LEADERSHIP STUDIES PROGRAM
Leadership Studies Program Mission Statement
The mission of the Morehouse College Leadership Studies Program is to produce - in the words of Benjamin E. Mays - "men who can be trusted in public and private life, men who are sensitive to the wrongs, the sufferings, and the injustices of society, and who are willing to accept responsibility for correcting those ills."
Leadership and the Injustices of Society
Morehouse College has been producing ‘outstanding leaders for more than 150 years’ and needs to continue doing so over the course of the next 150 years. The legendary educator, the schoolmaster of the movement, Benjamin E. Mays stated:
It will not be sufficient for Morehouse College, for any college, for that matter, to produce clever graduates — but rather honest men, men who can be trusted in public and private life — men who are sensitive to the wrongs, the sufferings, and the injustices of society and who are willing to accept responsibility for correcting those ills.
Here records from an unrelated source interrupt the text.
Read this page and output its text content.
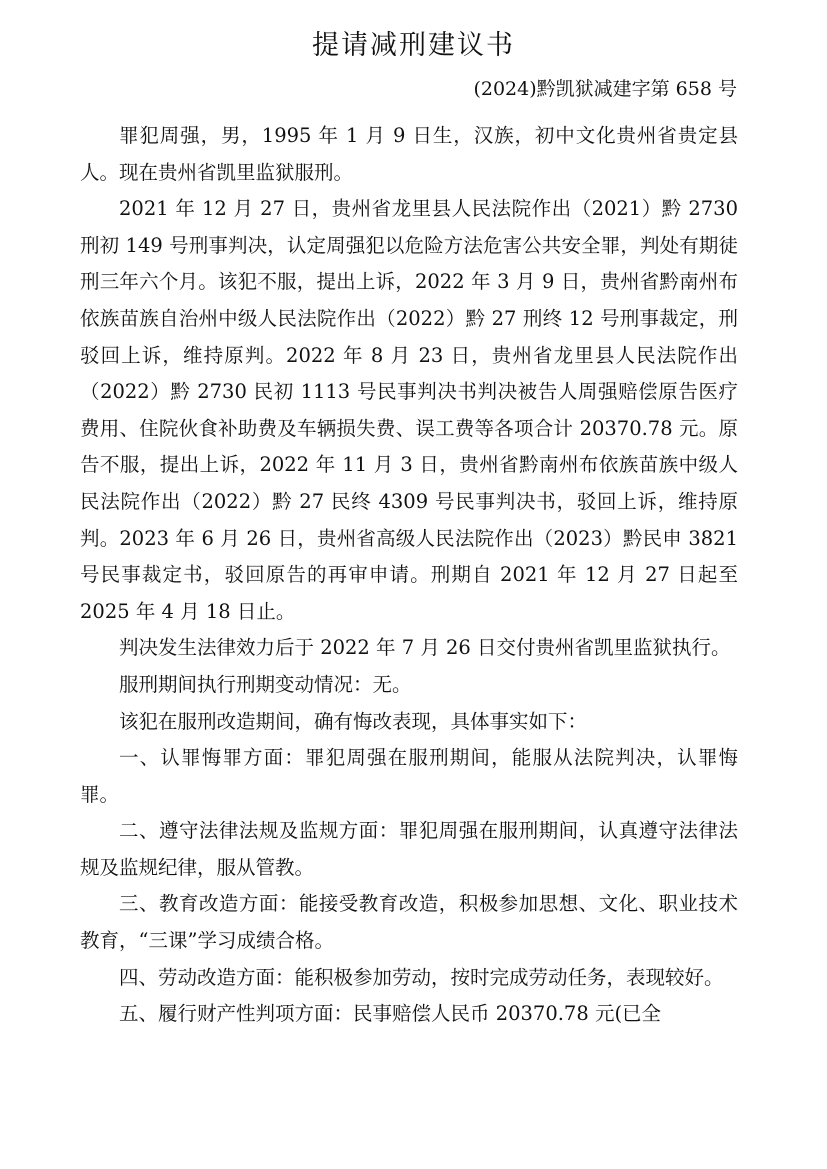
提请减刑建议书
(2024)黔凯狱减建字第 658 号

罪犯周强，男，1995 年 1 月 9 日生，汉族，初中文化贵州省贵定县人。现在贵州省凯里监狱服刑。

2021 年 12 月 27 日，贵州省龙里县人民法院作出（2021）黔 2730 刑初 149 号刑事判决，认定周强犯以危险方法危害公共安全罪，判处有期徒刑三年六个月。该犯不服，提出上诉，2022 年 3 月 9 日，贵州省黔南州布依族苗族自治州中级人民法院作出（2022）黔 27 刑终 12 号刑事裁定，刑驳回上诉，维持原判。2022 年 8 月 23 日，贵州省龙里县人民法院作出（2022）黔 2730 民初 1113 号民事判决书判决被告人周强赔偿原告医疗费用、住院伙食补助费及车辆损失费、误工费等各项合计 20370.78 元。原告不服，提出上诉，2022 年 11 月 3 日，贵州省黔南州布依族苗族中级人民法院作出（2022）黔 27 民终 4309 号民事判决书，驳回上诉，维持原判。2023 年 6 月 26 日，贵州省高级人民法院作出（2023）黔民申 3821 号民事裁定书，驳回原告的再审申请。刑期自 2021 年 12 月 27 日起至 2025 年 4 月 18 日止。

判决发生法律效力后于 2022 年 7 月 26 日交付贵州省凯里监狱执行。

服刑期间执行刑期变动情况：无。

该犯在服刑改造期间，确有悔改表现，具体事实如下：

一、认罪悔罪方面：罪犯周强在服刑期间，能服从法院判决，认罪悔罪。

二、遵守法律法规及监规方面：罪犯周强在服刑期间，认真遵守法律法规及监规纪律，服从管教。

三、教育改造方面：能接受教育改造，积极参加思想、文化、职业技术教育，“三课”学习成绩合格。

四、劳动改造方面：能积极参加劳动，按时完成劳动任务，表现较好。

五、履行财产性判项方面：民事赔偿人民币 20370.78 元(已全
Similar to Mays, Thurman’s ideal of socio-ethical leadership begins and ends with questions of character. But from beginning to end, this model of leadership is less about self-preservation than other-preservation, a value system preoccupied less with I than Thou. The pedagogical model at Morehouse emphasizes intellectual curiosity. The Leadership Studies Program at Morehouse is more about the lingering questions than textbook definitions and quick answers. It is an academic program that inspires curiosity, patience, and sacrifice.
THE PEDAGOGICAL METHODS:
The ideal of leadership at Morehouse is exemplified in both academic excellence and ethical integrity. Mays and Thurman as well as King embody this ideal, certainly, but it is exemplified in the lives of other Morehouse alumni as well. Students in this program will both study and emulate these exemplary leaders, both women and men, and they will seek inspiration and guidance from diverse leadership styles or models. The LSP emphasizes what is sometimes called ‘servant leadership,’ that is, leadership aimed at serving others and “correcting societal inequalities.” The LSP relies heavily on problem-based learning, experiential learning, and service learning. In addition to a set of required courses in LS and elective courses in various disciplines (e.g., economics, political science, philosophy, psychology, and sociology), the minor in LS culminates in an integrative capstone project.
PROBLEM-BASED OR SOLUTION-BASED PROGRAMMING and a PURPOSE-DRIVEN CURRICULUM:
Martin Luther King, Jr., spent his life seeking solutions to the triple evils of racism, poverty, and militarism. These problems constitute interrelated barriers to the beloved community. Following the Morehouse model of leadership, leaders are acutely sensitive to these social problems and who assume the responsibility to solve them. Students who participate in the Leadership Studies Program will struggle in earnest against all forms of inequality.